John McCain is FunnyMcCain killed on "SNL" again, in addition to yet another solid guest spot on "The Daily Show" a couple weeks back (his 13th, right?). I'm sure he did it mostly to keep battling back the "old age" strike against him, which seems more and more like the one that'll sink him (though how much sharper than Reagan does he look? And more importantly, how much sharper than Bush?). But his successful performance reinforced one of the reasons I've remained so staunchly in support of McCain the last six months - he's funny.

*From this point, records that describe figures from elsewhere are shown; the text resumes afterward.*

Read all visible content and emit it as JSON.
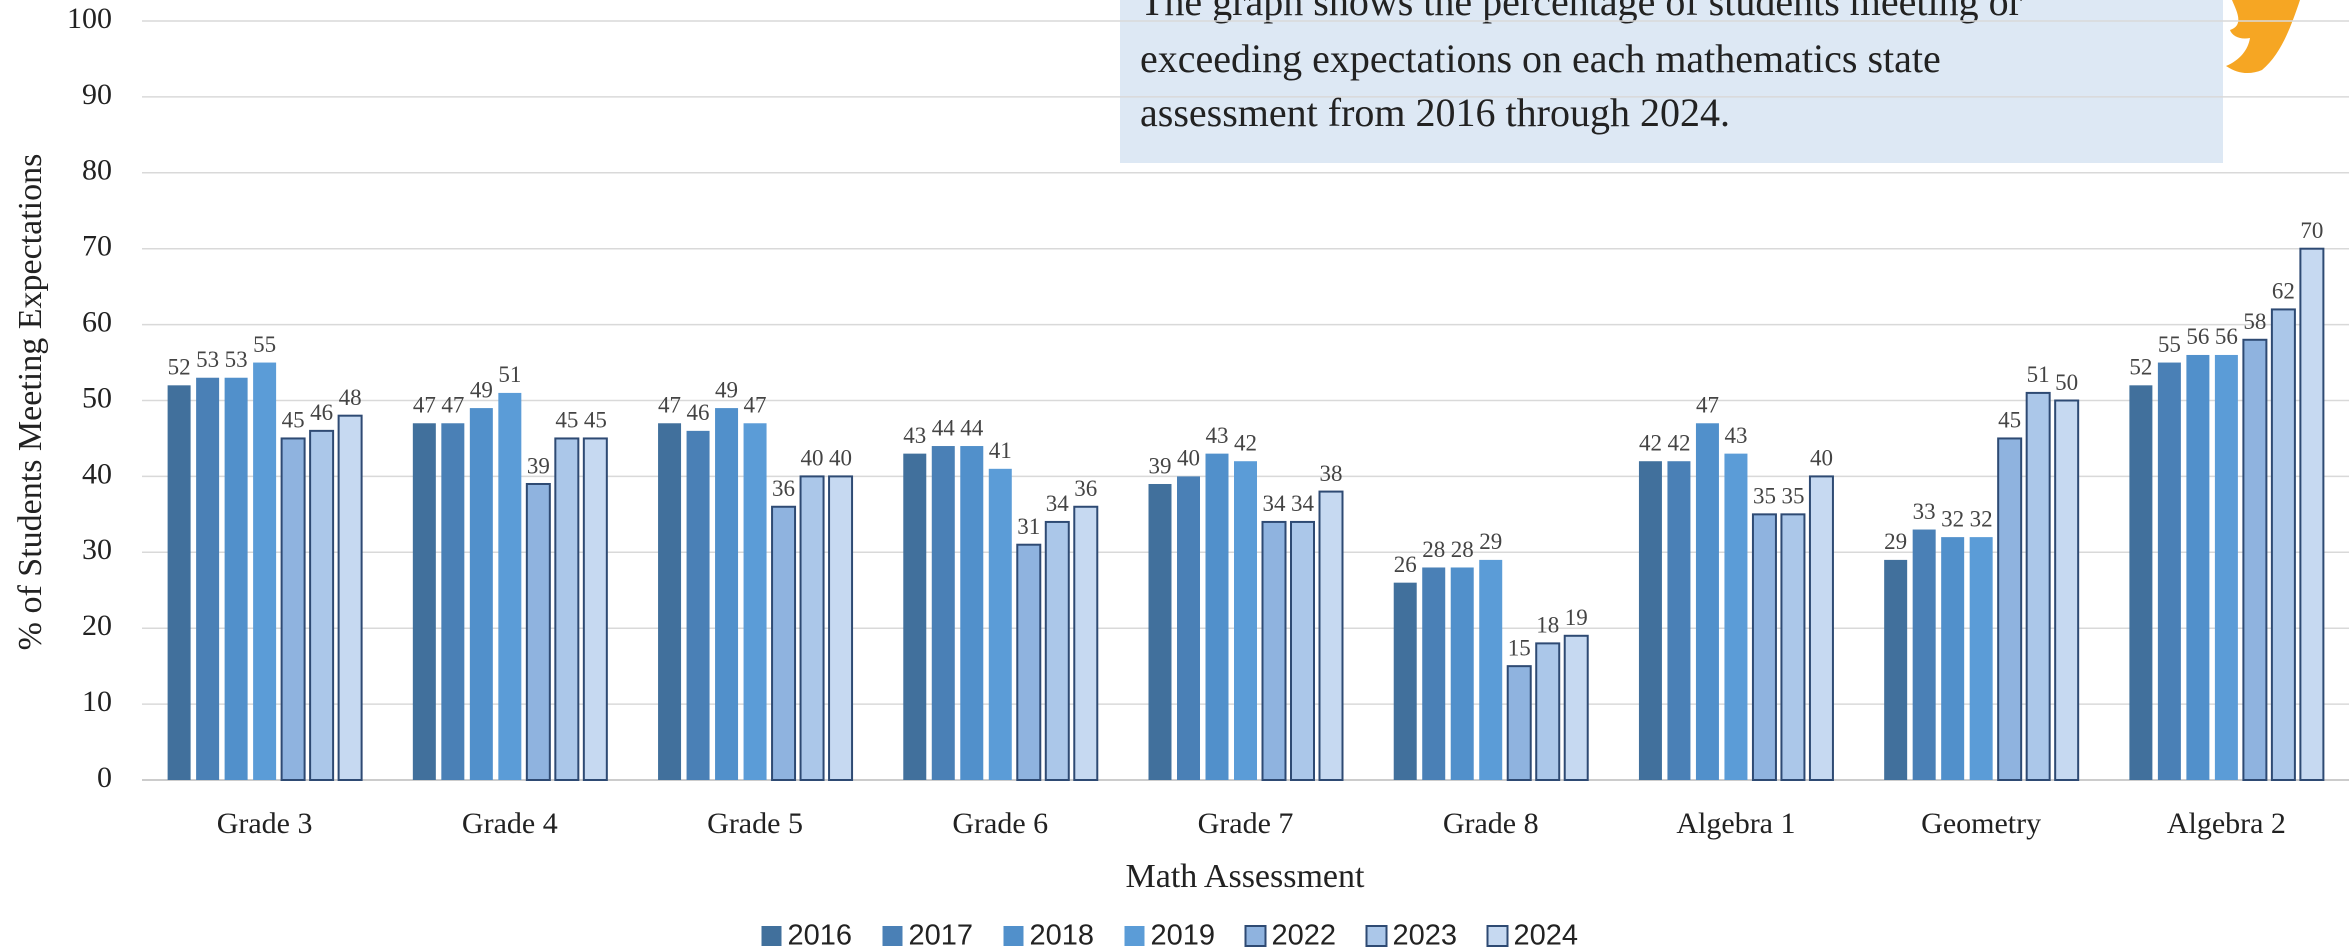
{
  "chart_data": {
    "type": "bar",
    "annotation": [
      "The graph shows the percentage of students meeting or",
      "exceeding expectations on each mathematics state",
      "assessment from 2016 through 2024."
    ],
    "x_label": "Math Assessment",
    "y_label": "% of Students Meeting Expectations",
    "categories": [
      "Grade 3",
      "Grade 4",
      "Grade 5",
      "Grade 6",
      "Grade 7",
      "Grade 8",
      "Algebra 1",
      "Geometry",
      "Algebra 2"
    ],
    "series": [
      {
        "name": "2016",
        "color": "#41709c",
        "values": [
          52,
          47,
          47,
          43,
          39,
          26,
          42,
          29,
          52
        ]
      },
      {
        "name": "2017",
        "color": "#4a80b6",
        "values": [
          53,
          47,
          46,
          44,
          40,
          28,
          42,
          33,
          55
        ]
      },
      {
        "name": "2018",
        "color": "#5190cb",
        "values": [
          53,
          49,
          49,
          44,
          43,
          28,
          47,
          32,
          56
        ]
      },
      {
        "name": "2019",
        "color": "#5b9cd7",
        "values": [
          55,
          51,
          47,
          41,
          42,
          29,
          43,
          32,
          56
        ]
      },
      {
        "name": "2022",
        "color": "#8fb3df",
        "values": [
          45,
          39,
          36,
          31,
          34,
          15,
          35,
          45,
          58
        ]
      },
      {
        "name": "2023",
        "color": "#abc7e9",
        "values": [
          46,
          45,
          40,
          34,
          34,
          18,
          35,
          51,
          62
        ]
      },
      {
        "name": "2024",
        "color": "#c6d9f1",
        "values": [
          48,
          45,
          40,
          36,
          38,
          19,
          40,
          50,
          70
        ]
      }
    ],
    "outlined_series": [
      "2022",
      "2023",
      "2024"
    ],
    "ylim": [
      0,
      100
    ],
    "yticks": [
      0,
      10,
      20,
      30,
      40,
      50,
      60,
      70,
      80,
      90,
      100
    ],
    "grid": true,
    "legend": "bottom"
  }
}
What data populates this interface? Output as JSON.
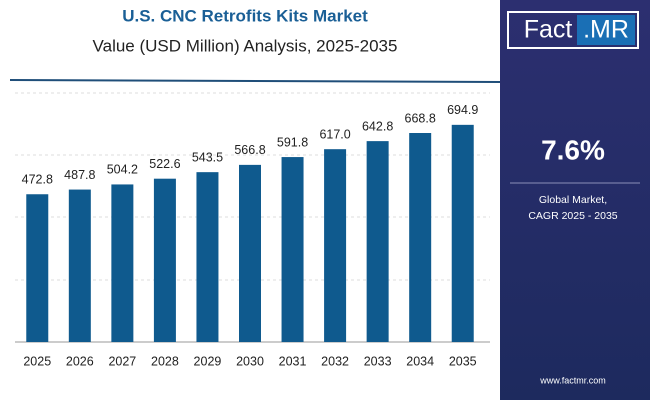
{
  "chart_data": {
    "type": "bar",
    "title": "U.S. CNC Retrofits Kits Market",
    "subtitle": "Value (USD Million) Analysis, 2025-2035",
    "categories": [
      "2025",
      "2026",
      "2027",
      "2028",
      "2029",
      "2030",
      "2031",
      "2032",
      "2033",
      "2034",
      "2035"
    ],
    "values": [
      472.8,
      487.8,
      504.2,
      522.6,
      543.5,
      566.8,
      591.8,
      617.0,
      642.8,
      668.8,
      694.9
    ],
    "value_labels": [
      "472.8",
      "487.8",
      "504.2",
      "522.6",
      "543.5",
      "566.8",
      "591.8",
      "617.0",
      "642.8",
      "668.8",
      "694.9"
    ],
    "color": "#0f5a8e",
    "ylim": [
      0,
      800
    ]
  },
  "panel": {
    "logo_left": "Fact",
    "logo_right": ".MR",
    "cagr": "7.6%",
    "cagr_line1": "Global Market,",
    "cagr_line2": "CAGR 2025 - 2035",
    "website": "www.factmr.com"
  }
}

I know that it's silly to feel that the ability to keep things light from time to time makes me want to vote for someone, but it really does. I liked Huckabee out of the gate because of it, and remain fond of him now despite deciding he wasn't the guy I wanted to be the man on the button. Here's why:
Remember when Al Franken started running for the Senate (hint: you don't) - the major questions he got asked, gets asked, is "why should a comedian be Senator?" And isn't that the question you'd ask?
The stump answer he gave was a good one: a comedian looks for hypocrisies and ridicules them, a politician looks for hypocrisies and ferrets them out. They require a similar mindset. He's not wrong, though I certainly wouldn't vote for Franken, even if I lived in Minnesota and was already voting for the Candidates of Last Resort.
A President, perhaps especially these days, is flooded constantly with both important issues and utter nonsense, and they have to sort out which is which. I want a President who knows that instinctively. You might think that a paltry thing to think about, but look at the reverse - candidates that seem to miss the joke seem to miss a lot else. A candidate seems viable when it seems they can think on their feet, because it convinces people that they can think on their feet when they're negotiating with Palestinian Defense Minister or the Senior General of Burma. Gore seemed more viable as a candidate when he loosened up after losing in 2000, it's no coincidence his name still comes up now even with two high-profile candidates battling out the Democratic nomination.
More importantly, look at those two candidates. Both have gone on "SNL" to ingratiate themselves with a younger generation, and yet neither seemed to have any real concept of how to tell a joke, or even what the joke was. As Hillary's campaign winds down, the accusation comes up that she isn't leaving the race because she doesn't have anything else after this, that this is the end of her political life and she's determined to cling to it desperately regardless of consequences. I don't fully buy it (I don't even fully buy that there are any real consequences), but I could buy it, and here's why - no matter the situation, she keeps trucking on through everything with a fake smile and a fake laugh, and so it doesn't seem totally out of character for her that maybe beneath the veneer there's someone who doesn't have any real idea when something has swung completely out of proportion.
And as a result, maybe in the end I do buy it. Not because I find her less than capable, but I think that maybe she doesn't have the ability to step back and see the forest for the trees. I start to think it possible that in the heat of the campaign, she could lose all perspective.
When I see a candidate on TV telling jokes about how old he is, I start to believe that the same situation would never really happen to him because he'd see it. He'd have that perspective. Because he knows where the joke is.